In memory of Fred Shopland
Fred Shopland was the youngest son of Walter and Sarah Shopland of 1, Brookland Road, Llandrindod Wells. He attended the town’s National School before taking a job at the WW Johnson pharmacy in the town. He later worked at the County Club. He sang in the choir at Holy Trinity Church and, on special occasions, sang solos there.
Shortly before the First World War began, he left Llandrindod Wells to take up a post with the Neath & Brecon Railway. He was working as a guard on the trains between Neath and Ystradgynlais when he enlisted with the Royal Naval Division. He was placed in the Drake Battalion and trained at Crystal Palace, London, and Blandford, Dorset.

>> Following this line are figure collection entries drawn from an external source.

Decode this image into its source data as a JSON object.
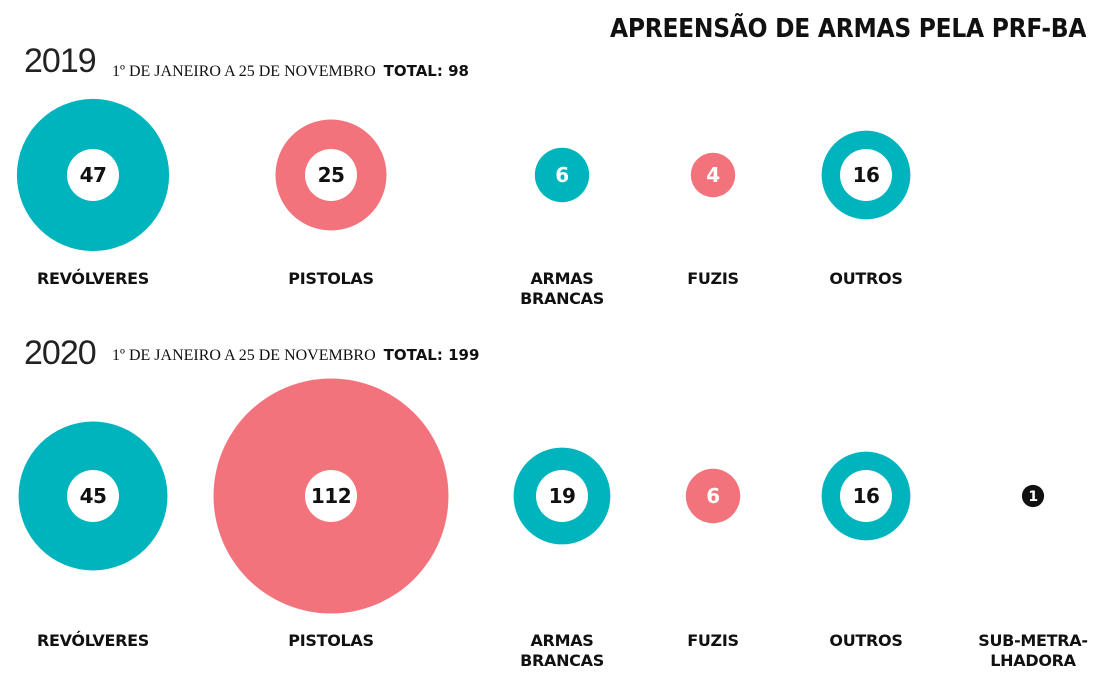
{
  "title": "APREENSÃO DE ARMAS PELA PRF-BA",
  "colors": {
    "teal": "#00b4bd",
    "pink": "#f2737b",
    "black": "#111111",
    "white": "#ffffff"
  },
  "chart_data": [
    {
      "type": "bubble",
      "year": "2019",
      "period": "1º DE JANEIRO A 25 DE NOVEMBRO",
      "total_label": "TOTAL: 98",
      "categories": [
        {
          "label": [
            "REVÓLVERES"
          ],
          "value": 47,
          "color": "teal"
        },
        {
          "label": [
            "PISTOLAS"
          ],
          "value": 25,
          "color": "pink"
        },
        {
          "label": [
            "ARMAS",
            "BRANCAS"
          ],
          "value": 6,
          "color": "teal"
        },
        {
          "label": [
            "FUZIS"
          ],
          "value": 4,
          "color": "pink"
        },
        {
          "label": [
            "OUTROS"
          ],
          "value": 16,
          "color": "teal"
        }
      ]
    },
    {
      "type": "bubble",
      "year": "2020",
      "period": "1º DE JANEIRO A 25 DE NOVEMBRO",
      "total_label": "TOTAL: 199",
      "categories": [
        {
          "label": [
            "REVÓLVERES"
          ],
          "value": 45,
          "color": "teal"
        },
        {
          "label": [
            "PISTOLAS"
          ],
          "value": 112,
          "color": "pink"
        },
        {
          "label": [
            "ARMAS",
            "BRANCAS"
          ],
          "value": 19,
          "color": "teal"
        },
        {
          "label": [
            "FUZIS"
          ],
          "value": 6,
          "color": "pink"
        },
        {
          "label": [
            "OUTROS"
          ],
          "value": 16,
          "color": "teal"
        },
        {
          "label": [
            "SUB-METRA-",
            "LHADORA"
          ],
          "value": 1,
          "color": "black"
        }
      ]
    }
  ]
}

Many young men had volunteered to join the Royal Navy since the outbreak of war. There were not enough naval ships for them all. Therefore, the decision was made by Winston Churchill, Lord of the Admiralty at the time, to re-train the sailors as soldiers, form them into naval brigades and send them to the front line to fight alongside the army.
Fred left Britain as an Able Seaman on 21 November 1916 and was soon in the trenches in France. In his last letter home he mentioned the cold of winter there. His parents, and local well-wishers, quickly assembled a parcel of warm clothing and gifts but by the time it arrived Fred had been killed.
He died on 4 February 1917, aged 21. He has no known grave and is commemorated on the Thiepval Memorial, in the Somme region of France.